Look up, into the brightness,—into the violet blaze!—behold him hovering in the splendor of heaven, sailing before the sun, that Kharkas, 'dwelling in decay,'—whom the Parsee reveres. (For't is written that even the flitting of his shadow over the faces of the dead driveth out the unclean spirit that entereth into corpses.) 'From the height of his highest flight he discerneth if there be upon the ground a morsel of flesh not bigger than a hand; and for his comfort the odor of musk hath been created underneath his wing,'—How magnificent his soaring!—yet the vast pinions never beat; they veer only with his wheeling,—sometimes presenting to the meridian their whole black banner-breadth,—sometimes offering only the sabre-curves of their edges. He seems to float by volition alone,—to swim the deeps of day without effort. Higher and higher he mounts into the abyss of light; now he seems to hang beside the sun!—now he is only a whirling speck!—now he is gone!—My field-glass brings him again into view for a moment—sailing, circling, spiring by turns; but once more he dwindles into a mote, not bigger than a tiny flake of soot, which rises up, up, up, and vanishes away at last into luminous eternities unfathomable. Yet from those invisible heights his eye still scans the face of the land and the features of men—that wondrous eye far reaching as a beam of daylight. 'There is a path,' saith Job, 'which no fowl knoweth, and which the eye of the vulture hath not seen—But that path lies not open to the gaze of the sun; for whatsoever earthly thing the day-star hath looked upon, that thing the ken of the vulture also hath discerned.
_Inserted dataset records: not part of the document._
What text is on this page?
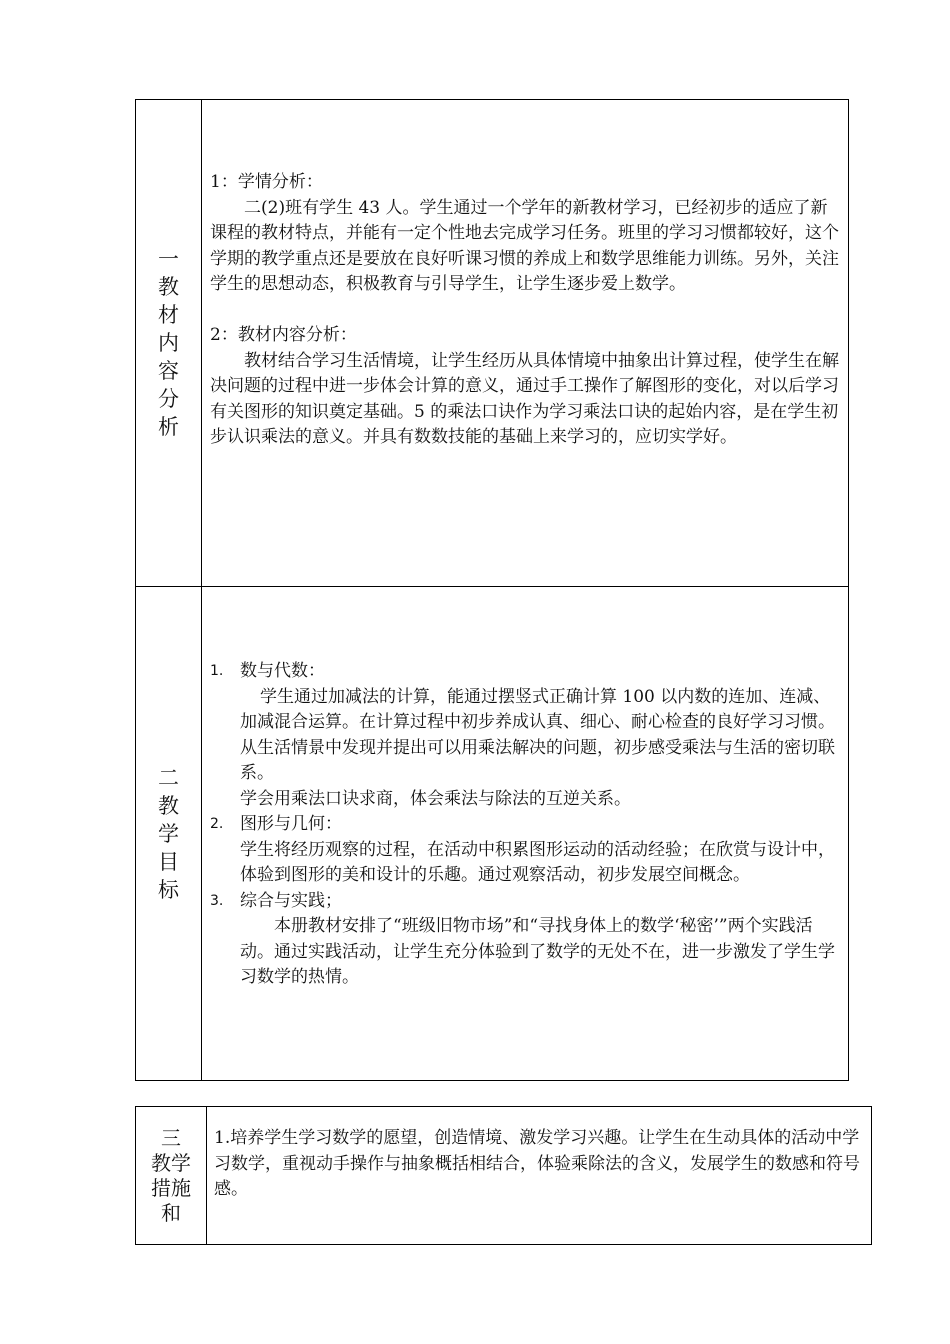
一
教
材
内
容
分
析

1：学情分析：

二(2)班有学生 43 人。学生通过一个学年的新教材学习，已经初步的适应了新课程的教材特点，并能有一定个性地去完成学习任务。班里的学习习惯都较好，这个学期的教学重点还是要放在良好听课习惯的养成上和数学思维能力训练。另外，关注学生的思想动态，积极教育与引导学生，让学生逐步爱上数学。

2：教材内容分析：

教材结合学习生活情境，让学生经历从具体情境中抽象出计算过程，使学生在解决问题的过程中进一步体会计算的意义，通过手工操作了解图形的变化，对以后学习有关图形的知识奠定基础。5 的乘法口诀作为学习乘法口诀的起始内容，是在学生初步认识乘法的意义。并具有数数技能的基础上来学习的，应切实学好。

二
教
学
目
标
1. 数与代数：

学生通过加减法的计算，能通过摆竖式正确计算 100 以内数的连加、连减、加减混合运算。在计算过程中初步养成认真、细心、耐心检查的良好学习习惯。从生活情景中发现并提出可以用乘法解决的问题，初步感受乘法与生活的密切联系。

学会用乘法口诀求商，体会乘法与除法的互逆关系。

2. 图形与几何：

学生将经历观察的过程，在活动中积累图形运动的活动经验；在欣赏与设计中，体验到图形的美和设计的乐趣。通过观察活动，初步发展空间概念。

3. 综合与实践；

本册教材安排了“班级旧物市场”和“寻找身体上的数学‘秘密’”两个实践活动。通过实践活动，让学生充分体验到了数学的无处不在，进一步激发了学生学习数学的热情。

三
教学
措施
和

1.培养学生学习数学的愿望，创造情境、激发学习兴趣。让学生在生动具体的活动中学习数学，重视动手操作与抽象概括相结合，体验乘除法的含义，发展学生的数感和符号感。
Rightly, therefore, hath the eye of the vulture been mythologically likened unto the eye of deities and of demons. Was not the sacred symbol of Isis, the Impenetrably Veiled,—Isis, mother of Gods, 'Eye of the Sun,' who by the quivering of her feathers createth light, who by the beating of her wings createth spirit,—a Golden Vulture, the saving emblem hung about the throat of the dead? And the vultures of the Vedic prayer to Indra, all-seeing demons; great sun-vultures of the Sanscrit epic, demi-gods. By vision alone it was given the bird Gatayus to know the past, the present, and that which was to come; for, encompassing the world in his flight, all things were discerned by his gaze.
O ghoul of the empyrean, well doth thy brother, the Shadow-caster of deserts, know the time of the going and the coming of the caravans; and he maketh likewise each year the pilgrimage to the tomb of the Prophet!—Thy cousins sit upon the Towers of Silence; and the charnel-pits of the dakhmas have no secrets for them! From the eternal silences of heaven,—from the heights that are echoless and never reached by human cry,—progenitors of thine have watched the faces of the continents wrinkle in the revolution of centuries; they have looked down upon the migrations of races; they have witnessed the growth and the extinction of nations; they have read the crimson history of a hundred thousand wars.
Another shadow crosses my feet—and yet another passes; the orbits of their circlings intercross. Hanging above the dark fort, those black silhouettes cutting sharply athwart the azure seem grimly appropriate to this desolation. Doubtless the birds have haunted the coast for centuries. The Spaniard, who gave many a rich feast of eyes and hearts, has passed away;—the Vulture remains, and waits. For what?—is it for some vomit of the spuming sea,—some putrefaction of the buzzing shambles?—or does he, indeed, still hope, even after the passing of three hundred years, for the return of Menendez?